The Government has been embroiled in a legal battle over whether Article 50, which will set the clock ticking on a two-year process for exiting the EU, could be invoked by the Prime Minister on her own – using ‘prerogative powers’ that include the ability to declare war – or with Parliament’s sanction. The dispute rose to the Supreme Court that ruled Parliament had to have its say.

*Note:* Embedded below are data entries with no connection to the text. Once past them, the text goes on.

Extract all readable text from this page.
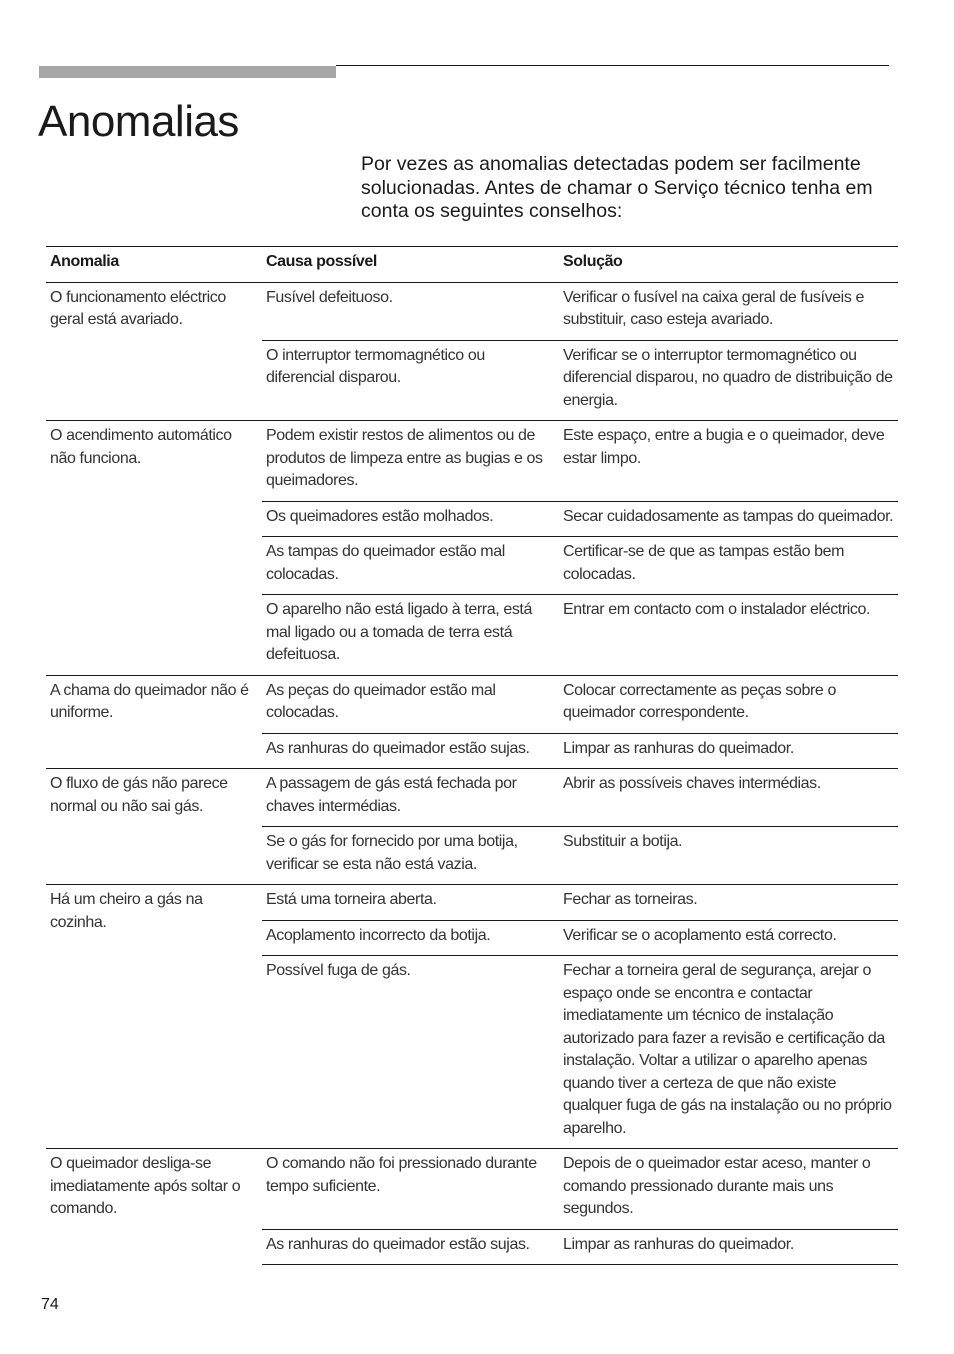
Anomalias

Por vezes as anomalias detectadas podem ser facilmente solucionadas. Antes de chamar o Serviço técnico tenha em conta os seguintes conselhos:

Anomalia	Causa possível	Solução
O funcionamento eléctrico geral está avariado.	Fusível defeituoso.	Verificar o fusível na caixa geral de fusíveis e substituir, caso esteja avariado.
	O interruptor termomagnético ou diferencial disparou.	Verificar se o interruptor termomagnético ou diferencial disparou, no quadro de distribuição de energia.
O acendimento automático não funciona.	Podem existir restos de alimentos ou de produtos de limpeza entre as bugias e os queimadores.	Este espaço, entre a bugia e o queimador, deve estar limpo.
	Os queimadores estão molhados.	Secar cuidadosamente as tampas do queimador.
	As tampas do queimador estão mal colocadas.	Certificar-se de que as tampas estão bem colocadas.
	O aparelho não está ligado à terra, está mal ligado ou a tomada de terra está defeituosa.	Entrar em contacto com o instalador eléctrico.
A chama do queimador não é uniforme.	As peças do queimador estão mal colocadas.	Colocar correctamente as peças sobre o queimador correspondente.
	As ranhuras do queimador estão sujas.	Limpar as ranhuras do queimador.
O fluxo de gás não parece normal ou não sai gás.	A passagem de gás está fechada por chaves intermédias.	Abrir as possíveis chaves intermédias.
	Se o gás for fornecido por uma botija, verificar se esta não está vazia.	Substituir a botija.
Há um cheiro a gás na cozinha.	Está uma torneira aberta.	Fechar as torneiras.
	Acoplamento incorrecto da botija.	Verificar se o acoplamento está correcto.
	Possível fuga de gás.	Fechar a torneira geral de segurança, arejar o espaço onde se encontra e contactar imediatamente um técnico de instalação autorizado para fazer a revisão e certificação da instalação. Voltar a utilizar o aparelho apenas quando tiver a certeza de que não existe qualquer fuga de gás na instalação ou no próprio aparelho.
O queimador desliga-se imediatamente após soltar o comando.	O comando não foi pressionado durante tempo suficiente.	Depois de o queimador estar aceso, manter o comando pressionado durante mais uns segundos.
	As ranhuras do queimador estão sujas.	Limpar as ranhuras do queimador.
74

Parliament’s consent for Article 50’s triggering will be expressed in the passage of a Bill, the European Union (Notification of Withdrawal) Bill. There were fears it could be amended, or voted down outright, in such a way as to slow or even halt Brexit, but they proved unfounded. The Conservative Party has rallied around Brexit since the Referendum and Labour, more divided with about a quarter of its MPs rebelling against the Bill, has otherwise fallen into line. Opposition was insufficient to overcome this with the Bill on its Third Reading, or final vote in the House of Commons, passing 494 to 122.
The Bill has now been passed to the House of Lords where it will undergo the same cycle of debates in which amendments can be made. But the political makeup of the Lords differs from the Commons. The Conservatives claim the greatest number of peers, but not a majority, and a sizeable fraction of the rest oppose Brexit. Amongst these are the Liberal Democrats with over 100.
It means that the Bill stands a good chance of being amended, sent back to the Commons where the amended Bill will likely be rejected and passed on to the Lords again. Known as ‘ping-pong’, this could threaten Theresa May’s intention to invoke Article 50 by April, but can ultimately be broken by the Commons using the Parliament Act. This bypasses the Lords, leaving the Bill to be passed in the next Parliamentary year, usually starting in May.
If the Bill passes through the Lords without amendment, the earliest it could become law is 7th March. There’s an EU summit later that week from 9th-10th March at which Theresa May could then trigger Article 50. Britain would then be leave the EU on either 9th or 10th March 2019, provided there’s no decision to lengthen the two-year negotiation period.
So, we have a better idea of what kind of Brexit Britain will undergo and when the whole process will get underway. Uncertainty is diminishing for business and although leaving the EU could bring dangers, there are also significant opportunities.